Alors, en songeant à l’enfant, naïve, espérante et heureuse qu’elle était à ce moment, une indignation lui vint, à elle si douce, contre l’injustice de la vie. Elle se demandait : « Pourquoi ? Qu’est-ce que j’ai fait ? »

Puis, tout à coup : « Non ! ce n’est pas vrai. Ce n’est pas possible… On a menti… » Et, tout en continuant sa route vers la gare, la malheureuse cherchait à se convaincre, à se faire une certitude. Mais elle n’y parvenait pas.

La vérité entrevue est comme ces soleils voilés qui fatiguent bien plus les yeux que les rayons les plus ardents. Dans la demi-obscurité qui entourait encore son malheur, la pauvre femme y voyait plus clair qu’elle n’aurait voulu.
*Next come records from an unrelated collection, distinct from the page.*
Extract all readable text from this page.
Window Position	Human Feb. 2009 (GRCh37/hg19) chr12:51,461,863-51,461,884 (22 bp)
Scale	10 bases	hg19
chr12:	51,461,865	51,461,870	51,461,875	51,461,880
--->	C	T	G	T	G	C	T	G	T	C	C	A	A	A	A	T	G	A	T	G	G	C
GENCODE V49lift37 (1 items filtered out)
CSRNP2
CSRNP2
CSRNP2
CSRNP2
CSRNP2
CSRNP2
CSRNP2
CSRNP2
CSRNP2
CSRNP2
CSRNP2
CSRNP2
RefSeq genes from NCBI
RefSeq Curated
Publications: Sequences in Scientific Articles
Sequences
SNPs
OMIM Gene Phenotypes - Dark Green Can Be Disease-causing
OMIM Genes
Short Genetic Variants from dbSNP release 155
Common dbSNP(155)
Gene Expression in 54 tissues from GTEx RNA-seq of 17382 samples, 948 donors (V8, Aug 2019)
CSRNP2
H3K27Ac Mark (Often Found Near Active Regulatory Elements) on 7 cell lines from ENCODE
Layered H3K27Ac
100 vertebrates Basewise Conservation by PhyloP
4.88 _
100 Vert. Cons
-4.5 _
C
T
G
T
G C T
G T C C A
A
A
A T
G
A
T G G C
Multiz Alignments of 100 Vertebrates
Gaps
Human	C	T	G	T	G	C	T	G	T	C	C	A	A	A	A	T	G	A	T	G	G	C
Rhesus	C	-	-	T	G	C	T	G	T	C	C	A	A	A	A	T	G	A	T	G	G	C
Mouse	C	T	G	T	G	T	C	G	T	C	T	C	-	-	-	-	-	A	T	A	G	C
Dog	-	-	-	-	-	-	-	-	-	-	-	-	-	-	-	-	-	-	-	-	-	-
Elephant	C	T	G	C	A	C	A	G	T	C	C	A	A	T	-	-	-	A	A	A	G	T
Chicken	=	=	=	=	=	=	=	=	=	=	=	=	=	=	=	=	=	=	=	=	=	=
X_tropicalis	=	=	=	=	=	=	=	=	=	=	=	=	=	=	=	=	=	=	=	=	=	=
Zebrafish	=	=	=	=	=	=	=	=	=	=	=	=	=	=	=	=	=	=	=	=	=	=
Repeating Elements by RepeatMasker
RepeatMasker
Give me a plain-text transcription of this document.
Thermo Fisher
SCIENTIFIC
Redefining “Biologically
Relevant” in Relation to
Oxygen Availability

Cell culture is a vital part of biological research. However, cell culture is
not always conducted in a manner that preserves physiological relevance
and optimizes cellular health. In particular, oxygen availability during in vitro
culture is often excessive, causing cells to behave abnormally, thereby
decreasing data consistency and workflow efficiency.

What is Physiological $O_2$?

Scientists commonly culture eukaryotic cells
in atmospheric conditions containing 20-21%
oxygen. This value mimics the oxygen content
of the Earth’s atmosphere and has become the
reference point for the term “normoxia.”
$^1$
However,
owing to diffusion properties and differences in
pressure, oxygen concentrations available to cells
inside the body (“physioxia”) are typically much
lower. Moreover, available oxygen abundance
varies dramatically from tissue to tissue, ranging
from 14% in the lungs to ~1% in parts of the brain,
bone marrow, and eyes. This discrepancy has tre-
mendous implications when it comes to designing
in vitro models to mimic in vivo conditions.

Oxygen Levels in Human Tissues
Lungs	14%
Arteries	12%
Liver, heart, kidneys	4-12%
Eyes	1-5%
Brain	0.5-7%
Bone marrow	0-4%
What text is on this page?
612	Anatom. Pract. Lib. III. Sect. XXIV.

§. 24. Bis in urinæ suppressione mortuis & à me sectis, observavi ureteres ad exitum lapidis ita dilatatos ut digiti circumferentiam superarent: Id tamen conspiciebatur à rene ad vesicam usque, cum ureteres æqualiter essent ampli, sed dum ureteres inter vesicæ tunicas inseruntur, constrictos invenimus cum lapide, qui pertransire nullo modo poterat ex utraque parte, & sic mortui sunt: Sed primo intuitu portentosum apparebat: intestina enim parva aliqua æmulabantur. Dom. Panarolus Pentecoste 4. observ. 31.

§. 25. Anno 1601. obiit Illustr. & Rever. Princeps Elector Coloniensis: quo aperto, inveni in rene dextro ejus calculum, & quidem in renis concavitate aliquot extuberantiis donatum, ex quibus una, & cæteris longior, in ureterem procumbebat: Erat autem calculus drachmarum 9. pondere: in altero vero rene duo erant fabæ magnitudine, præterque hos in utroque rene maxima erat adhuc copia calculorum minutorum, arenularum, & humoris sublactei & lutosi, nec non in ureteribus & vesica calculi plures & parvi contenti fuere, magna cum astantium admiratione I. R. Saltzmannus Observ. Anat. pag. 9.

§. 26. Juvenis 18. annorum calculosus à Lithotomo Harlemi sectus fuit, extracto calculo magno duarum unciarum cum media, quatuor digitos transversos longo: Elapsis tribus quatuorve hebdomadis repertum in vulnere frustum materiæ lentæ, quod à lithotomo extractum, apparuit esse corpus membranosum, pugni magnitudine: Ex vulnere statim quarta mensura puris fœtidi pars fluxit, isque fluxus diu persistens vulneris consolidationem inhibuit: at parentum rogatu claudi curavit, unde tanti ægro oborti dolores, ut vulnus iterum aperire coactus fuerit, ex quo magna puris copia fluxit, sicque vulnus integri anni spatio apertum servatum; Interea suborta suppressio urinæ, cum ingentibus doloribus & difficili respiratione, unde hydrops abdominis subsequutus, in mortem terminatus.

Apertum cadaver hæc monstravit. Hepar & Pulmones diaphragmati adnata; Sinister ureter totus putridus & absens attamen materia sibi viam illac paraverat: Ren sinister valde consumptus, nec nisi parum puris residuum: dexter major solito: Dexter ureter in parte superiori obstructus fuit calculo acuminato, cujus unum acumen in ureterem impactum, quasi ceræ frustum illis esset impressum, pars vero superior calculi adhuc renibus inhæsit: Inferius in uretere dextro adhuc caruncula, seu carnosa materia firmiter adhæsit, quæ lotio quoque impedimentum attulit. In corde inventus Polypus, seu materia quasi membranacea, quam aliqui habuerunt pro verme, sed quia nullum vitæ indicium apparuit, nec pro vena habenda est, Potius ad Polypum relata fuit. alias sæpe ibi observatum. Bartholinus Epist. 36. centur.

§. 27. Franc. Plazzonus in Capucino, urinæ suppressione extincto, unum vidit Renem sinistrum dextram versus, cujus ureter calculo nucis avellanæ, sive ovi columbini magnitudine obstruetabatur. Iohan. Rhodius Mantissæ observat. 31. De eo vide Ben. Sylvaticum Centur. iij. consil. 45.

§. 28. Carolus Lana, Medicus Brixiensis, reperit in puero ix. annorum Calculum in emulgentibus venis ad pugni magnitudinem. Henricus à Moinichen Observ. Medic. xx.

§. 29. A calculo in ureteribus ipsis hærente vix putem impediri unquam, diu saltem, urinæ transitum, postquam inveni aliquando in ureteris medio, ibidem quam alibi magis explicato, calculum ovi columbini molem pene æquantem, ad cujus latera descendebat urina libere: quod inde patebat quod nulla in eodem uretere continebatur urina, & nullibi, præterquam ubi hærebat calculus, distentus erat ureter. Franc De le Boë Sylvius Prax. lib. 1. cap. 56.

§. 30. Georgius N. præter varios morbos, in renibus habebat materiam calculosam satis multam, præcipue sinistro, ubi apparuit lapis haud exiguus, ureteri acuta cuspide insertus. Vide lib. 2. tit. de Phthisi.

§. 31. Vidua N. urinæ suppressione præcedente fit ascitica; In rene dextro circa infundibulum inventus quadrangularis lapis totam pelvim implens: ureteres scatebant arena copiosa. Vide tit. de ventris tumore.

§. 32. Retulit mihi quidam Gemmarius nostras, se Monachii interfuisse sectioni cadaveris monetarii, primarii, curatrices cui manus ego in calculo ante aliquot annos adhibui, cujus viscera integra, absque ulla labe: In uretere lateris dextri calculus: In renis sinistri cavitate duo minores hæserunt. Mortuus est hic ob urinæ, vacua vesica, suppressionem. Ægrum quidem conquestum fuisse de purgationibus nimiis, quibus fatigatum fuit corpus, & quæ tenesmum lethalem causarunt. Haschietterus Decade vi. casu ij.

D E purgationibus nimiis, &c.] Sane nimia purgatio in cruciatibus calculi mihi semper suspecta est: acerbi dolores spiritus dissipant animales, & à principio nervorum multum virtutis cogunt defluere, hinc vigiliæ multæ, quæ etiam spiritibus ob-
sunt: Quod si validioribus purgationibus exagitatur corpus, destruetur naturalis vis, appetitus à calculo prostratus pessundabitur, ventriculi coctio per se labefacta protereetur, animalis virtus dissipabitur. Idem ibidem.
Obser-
Maintenant elle comprenait, elle s’expliquait des particularités de l’existence de son mari, ses absences, ses inquiétudes, ses airs embarrassés à certains jours, et parfois, quand il rentrait, cette abondance de détails qu’il lui donnait sur ses courses, mettant des noms en avant comme des preuves qu’elle ne lui demandait pas. De toutes ces conjectures l’évidence de la faute se résumait pour elle. Pourtant elle se refusait encore à y croire et attendait d’être à Paris pour ne plus douter.

Il n’y avait personne à la gare, une petite gare isolée et triste où pas un voyageur ne se montre en hiver.